Il fornello a induzione, nonostante la sua comodità e versatilità, viene ancora visto con occhio dubbioso da molte persone: cerchiamo di capire come e quando conviene rinunciare al gas per questo tipo di tecnologia.


Perché scegliere piano a induzione

Va detto che puntare sui fornelli a induzione può rivelarsi un scelta interessante se si vogliono tagliare le spese e ridurre le emissioni di CO2 nell’aria.Vero è che portare la spesa sul mercato dell’energia elettrica si rivela veramente conveniente se si eseguono specifiche scelte. Nel caso infatti si possegga una fornitura elettrica proveniente da energie rinnovabili il guadagno, attraverso il risparmio, è davvero molto alto. Ancor più se si possiede un impianto fotovoltaico, dato che una simile scelta consentirebbe di diminuire i tempi di ammortizzamento della spesa eseguita.

A ogni modo, quando si parla di piano cottura a induzione, è importante capirne come funziona l’intero sistema. Esso infatti non produce direttamente calore, ma grazie alle bobine alimentate dall’energia elettrica, genera un campo magnetico che si trasferisce direttamente alle pentole, scaldandole. In questo caso il rendimento è pari al 90% rispetto al 40-55% del sistema a gas classico che purtroppo paga una forte dispersione termica.

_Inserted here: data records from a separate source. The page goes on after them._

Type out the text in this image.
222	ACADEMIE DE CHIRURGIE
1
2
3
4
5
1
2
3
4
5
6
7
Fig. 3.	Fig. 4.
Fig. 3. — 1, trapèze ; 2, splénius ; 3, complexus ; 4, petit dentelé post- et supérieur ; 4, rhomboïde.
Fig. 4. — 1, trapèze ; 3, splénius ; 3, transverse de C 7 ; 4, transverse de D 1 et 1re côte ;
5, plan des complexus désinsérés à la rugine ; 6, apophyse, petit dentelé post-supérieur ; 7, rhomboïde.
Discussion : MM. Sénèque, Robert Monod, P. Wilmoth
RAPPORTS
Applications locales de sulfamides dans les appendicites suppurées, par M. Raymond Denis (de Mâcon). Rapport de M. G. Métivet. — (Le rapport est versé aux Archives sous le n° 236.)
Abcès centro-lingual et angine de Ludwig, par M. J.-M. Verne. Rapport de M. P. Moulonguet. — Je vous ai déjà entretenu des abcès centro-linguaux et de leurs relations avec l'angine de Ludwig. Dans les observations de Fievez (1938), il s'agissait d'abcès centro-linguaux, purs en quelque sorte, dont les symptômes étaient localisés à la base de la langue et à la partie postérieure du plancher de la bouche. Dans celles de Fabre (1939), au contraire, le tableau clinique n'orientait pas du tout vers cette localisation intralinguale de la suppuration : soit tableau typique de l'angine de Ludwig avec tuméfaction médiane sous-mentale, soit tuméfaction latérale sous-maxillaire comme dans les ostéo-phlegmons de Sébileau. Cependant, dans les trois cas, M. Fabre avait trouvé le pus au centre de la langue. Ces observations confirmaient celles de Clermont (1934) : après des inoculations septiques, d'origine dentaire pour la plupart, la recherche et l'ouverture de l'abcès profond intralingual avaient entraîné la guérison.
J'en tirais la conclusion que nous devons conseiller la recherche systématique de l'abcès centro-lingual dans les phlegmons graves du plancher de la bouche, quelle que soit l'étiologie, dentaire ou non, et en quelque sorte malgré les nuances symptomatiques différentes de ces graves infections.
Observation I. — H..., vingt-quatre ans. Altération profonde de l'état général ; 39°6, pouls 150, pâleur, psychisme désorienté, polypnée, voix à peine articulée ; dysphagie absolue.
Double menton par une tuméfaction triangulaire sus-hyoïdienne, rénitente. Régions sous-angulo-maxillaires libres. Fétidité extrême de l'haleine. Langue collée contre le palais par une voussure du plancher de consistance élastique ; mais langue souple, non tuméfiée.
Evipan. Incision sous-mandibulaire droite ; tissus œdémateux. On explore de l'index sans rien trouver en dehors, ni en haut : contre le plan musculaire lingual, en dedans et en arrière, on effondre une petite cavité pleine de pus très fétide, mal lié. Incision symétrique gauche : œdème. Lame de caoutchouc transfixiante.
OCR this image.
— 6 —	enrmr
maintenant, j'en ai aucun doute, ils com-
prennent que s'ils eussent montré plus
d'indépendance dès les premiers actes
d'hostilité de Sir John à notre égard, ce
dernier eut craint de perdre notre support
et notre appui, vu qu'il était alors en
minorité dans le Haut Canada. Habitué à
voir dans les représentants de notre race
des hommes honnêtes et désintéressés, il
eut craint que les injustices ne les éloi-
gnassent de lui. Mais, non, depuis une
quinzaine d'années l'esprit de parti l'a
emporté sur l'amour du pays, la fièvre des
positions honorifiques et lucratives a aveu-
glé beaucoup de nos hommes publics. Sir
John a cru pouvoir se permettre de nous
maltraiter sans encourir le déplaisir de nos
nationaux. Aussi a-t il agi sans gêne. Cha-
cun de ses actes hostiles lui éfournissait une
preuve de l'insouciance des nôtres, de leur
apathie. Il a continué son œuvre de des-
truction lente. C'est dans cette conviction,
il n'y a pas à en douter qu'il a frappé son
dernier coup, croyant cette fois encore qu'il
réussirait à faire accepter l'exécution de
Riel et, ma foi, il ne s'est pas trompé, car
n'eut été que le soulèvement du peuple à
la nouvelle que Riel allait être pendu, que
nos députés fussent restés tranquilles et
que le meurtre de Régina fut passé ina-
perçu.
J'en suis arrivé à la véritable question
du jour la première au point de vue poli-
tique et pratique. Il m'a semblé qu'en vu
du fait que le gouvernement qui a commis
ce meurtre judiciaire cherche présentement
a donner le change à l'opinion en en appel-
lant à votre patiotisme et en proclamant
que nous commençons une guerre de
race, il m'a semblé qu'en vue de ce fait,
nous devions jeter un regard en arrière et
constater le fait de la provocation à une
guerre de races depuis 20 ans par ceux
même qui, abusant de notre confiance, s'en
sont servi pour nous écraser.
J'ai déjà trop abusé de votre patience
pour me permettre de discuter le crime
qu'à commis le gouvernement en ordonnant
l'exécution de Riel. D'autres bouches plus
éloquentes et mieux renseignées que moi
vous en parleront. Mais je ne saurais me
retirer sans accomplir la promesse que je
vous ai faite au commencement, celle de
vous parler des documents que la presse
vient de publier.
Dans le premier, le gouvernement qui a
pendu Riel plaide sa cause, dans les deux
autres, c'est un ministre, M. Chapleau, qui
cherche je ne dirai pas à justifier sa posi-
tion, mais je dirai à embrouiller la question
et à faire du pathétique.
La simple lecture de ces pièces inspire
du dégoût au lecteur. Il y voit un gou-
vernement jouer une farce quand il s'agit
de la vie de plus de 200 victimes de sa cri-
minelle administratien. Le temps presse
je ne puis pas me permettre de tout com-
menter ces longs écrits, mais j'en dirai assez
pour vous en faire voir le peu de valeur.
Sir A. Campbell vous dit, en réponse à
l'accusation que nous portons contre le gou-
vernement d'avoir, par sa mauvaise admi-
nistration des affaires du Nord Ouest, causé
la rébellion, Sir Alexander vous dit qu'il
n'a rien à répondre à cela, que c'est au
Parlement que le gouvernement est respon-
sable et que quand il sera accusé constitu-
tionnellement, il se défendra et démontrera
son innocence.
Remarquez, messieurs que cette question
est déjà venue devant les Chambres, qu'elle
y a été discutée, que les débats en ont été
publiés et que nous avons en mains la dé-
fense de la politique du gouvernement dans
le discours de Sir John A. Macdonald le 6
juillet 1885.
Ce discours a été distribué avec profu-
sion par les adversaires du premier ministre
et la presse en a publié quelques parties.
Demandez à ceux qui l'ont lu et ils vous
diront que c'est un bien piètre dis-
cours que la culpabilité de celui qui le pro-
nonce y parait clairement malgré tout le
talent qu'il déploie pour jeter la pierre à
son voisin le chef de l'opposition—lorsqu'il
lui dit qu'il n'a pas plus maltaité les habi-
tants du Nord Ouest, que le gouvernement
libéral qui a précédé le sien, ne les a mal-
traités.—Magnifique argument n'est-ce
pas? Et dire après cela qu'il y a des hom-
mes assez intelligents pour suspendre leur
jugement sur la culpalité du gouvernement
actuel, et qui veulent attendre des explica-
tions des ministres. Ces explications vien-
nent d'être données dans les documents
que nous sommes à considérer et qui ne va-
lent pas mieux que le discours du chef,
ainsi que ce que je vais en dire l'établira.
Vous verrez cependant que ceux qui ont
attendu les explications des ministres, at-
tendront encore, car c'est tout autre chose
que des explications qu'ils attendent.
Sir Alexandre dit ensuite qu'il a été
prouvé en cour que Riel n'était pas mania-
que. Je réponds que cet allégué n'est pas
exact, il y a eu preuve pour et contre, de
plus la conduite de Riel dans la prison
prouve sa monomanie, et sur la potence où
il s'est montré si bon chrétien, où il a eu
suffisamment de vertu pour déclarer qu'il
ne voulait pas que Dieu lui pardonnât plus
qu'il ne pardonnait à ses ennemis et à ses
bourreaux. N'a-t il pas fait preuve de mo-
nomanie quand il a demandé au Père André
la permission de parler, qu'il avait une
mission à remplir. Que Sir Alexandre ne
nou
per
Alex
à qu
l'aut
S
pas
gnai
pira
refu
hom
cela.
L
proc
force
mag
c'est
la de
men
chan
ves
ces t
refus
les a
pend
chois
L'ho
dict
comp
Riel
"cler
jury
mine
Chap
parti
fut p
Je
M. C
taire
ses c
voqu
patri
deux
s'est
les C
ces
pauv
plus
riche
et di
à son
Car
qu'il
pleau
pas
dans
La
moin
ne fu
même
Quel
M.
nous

E’ altrettanto vero che per molte persone che non hanno chissà quali elettrodomestici in casa, con un piano a induzione la bolletta potrebbe crescere piuttosto che diminuire.

Fornello a induzione: altri costi e pentole

Quando si sceglie d’installare nella propria cucina un piano a induzione si deve tenere conto del fatto che sarà necessaria una importante spesa aggiuntiva: quella delle pentole.  Per funzionare le stesse devono avere un fondo perfettamente piatto e con uno strato inferiore di materiale ferroso, senza il quale non potrebbe attivarsi il campo magnetico.

Se una calamita rimane attaccata al loro fondo allora sono perfette per l’uso. Non sarà possibile sfruttare le pentole di rame, alluminio e terracotta. Va detto che esistono dei dischi adattatori ma sul lungo andare nonostante un prezzo accettabile rischiano di non essere convenienti perché aumentano sia i tempi di cottura che i costi di gestione.

Di pro, vi è però il fatto che il piano, essendo liscio, sarà facile da pulire. E non solo, rimanendo intorno alle pentole la superficie di vetroceramica fredda, l’elettrodomestico sarà più sicuro della macchina a gas.

Il loro prezzo è senza dubbio più alto dei classici fornelli delle nostre cucine, ma in caso si riesca a trovare la tariffa elettrica giusta per il suo mantenimento, l’eccesso di costo può essere ammortizzato velocemente.